Two analysts have applauded the Bank of Ghana for recording the biggest drop in the policy rate in nearly 10 years, a move intended to encourage banks to reduce interest rates.
Professor Godfred Bokpin from the University of Ghana and Chief Operating Officer of Dalex Finance Joe Jackson, however, say banks are hesitant to respond to the move by cutting the cost of borrowing which goes as high as 30% in some banks.
The Bank of Ghana through its Monetary Policy Committee (MPC) announced last Monday, it was dropping the policy rate by 200 base points. It means the rate has been reduced from 25.3 to 23.5 %.
Analysts say the BoG usually maintains the policy rates and makes only minute reductions of sometimes under 0.5%.
The policy rate is linked to inflation and recent drops in inflation rates have caused the Bank to follow the lead by cutting the monetary policy rate.
Headline inflation declined for the fifth consecutive month in February 2017. Inflation fell from 17.2 percent in September 2016 to 15.4 percent in December and further down to 13.2 percent in February 2017.
A year ago at the same time, inflation was 18.5 % in February 2016.
Prof. Bokpin explained on Joy FM’s Super Morning Show Tuesday, the Central Bank could not reduce the fiscal rate as significantly as it has done now because government was not disciplined in managing its fiscal policy.
“What has eluded the Central Bank all this while is fiscal discipline,” he said.
He said he had expected the drop in interest rate much earlier because of signals and improvements in the fiscal direction of the NPP government.
Joe Jackson also described the drop in the policy rate as ‘a lot in the context of the central bank’. ‘It is definitely a good thing’, he noted.
But the two analysts stressed that banks would need more than just a drop in policy rate to also drop interest rates.
“It is early days yet,” Prof. Bopkin noted. He said banks may be hesitant in taking a cue from the BoG because operational cost in the sector is still high.
There is the question of reliable power supply and the cost of power, he said.

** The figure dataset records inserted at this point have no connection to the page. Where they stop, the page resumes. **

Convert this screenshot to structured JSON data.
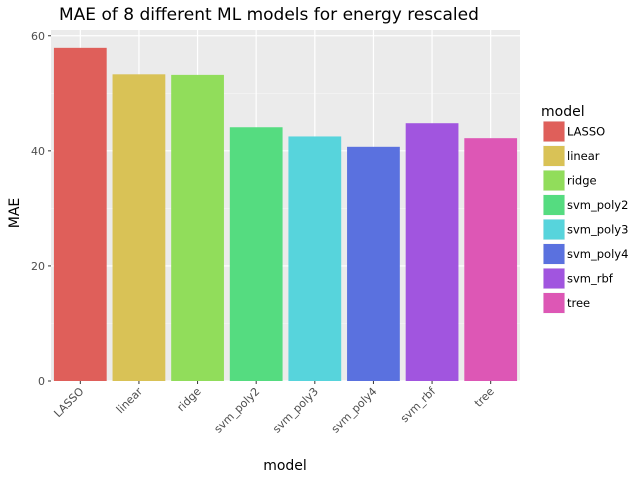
{
  "chart_data": {
    "type": "bar",
    "title": "MAE of 8 different ML models for energy rescaled",
    "xlabel": "model",
    "ylabel": "MAE",
    "categories": [
      "LASSO",
      "linear",
      "ridge",
      "svm_poly2",
      "svm_poly3",
      "svm_poly4",
      "svm_rbf",
      "tree"
    ],
    "values": [
      57.9,
      53.3,
      53.2,
      44.1,
      42.5,
      40.7,
      44.8,
      42.2
    ],
    "colors": [
      "#df5f5a",
      "#d9c256",
      "#91dd5b",
      "#55dc80",
      "#57d4dc",
      "#5a71df",
      "#a155df",
      "#dd57b5"
    ],
    "ylim": [
      0,
      61
    ],
    "yticks": [
      0,
      20,
      40,
      60
    ],
    "grid": true,
    "legend": {
      "title": "model",
      "placement": "right",
      "entries": [
        "LASSO",
        "linear",
        "ridge",
        "svm_poly2",
        "svm_poly3",
        "svm_poly4",
        "svm_rbf",
        "tree"
      ]
    }
  }
}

The banks may want to pass on the additional cost incurred on generators to the consumer by keeping a high-interest rate, he explained.
The COO of Dalex Finance also believes that policy rate drop is a sign of “good things ahead” but “it won’t change much”.
He expressed concern about the depreciation of the cedi and noted that banks would want to maintain their interest rates because they could lose money if the cedi begins to slide again against the dollar.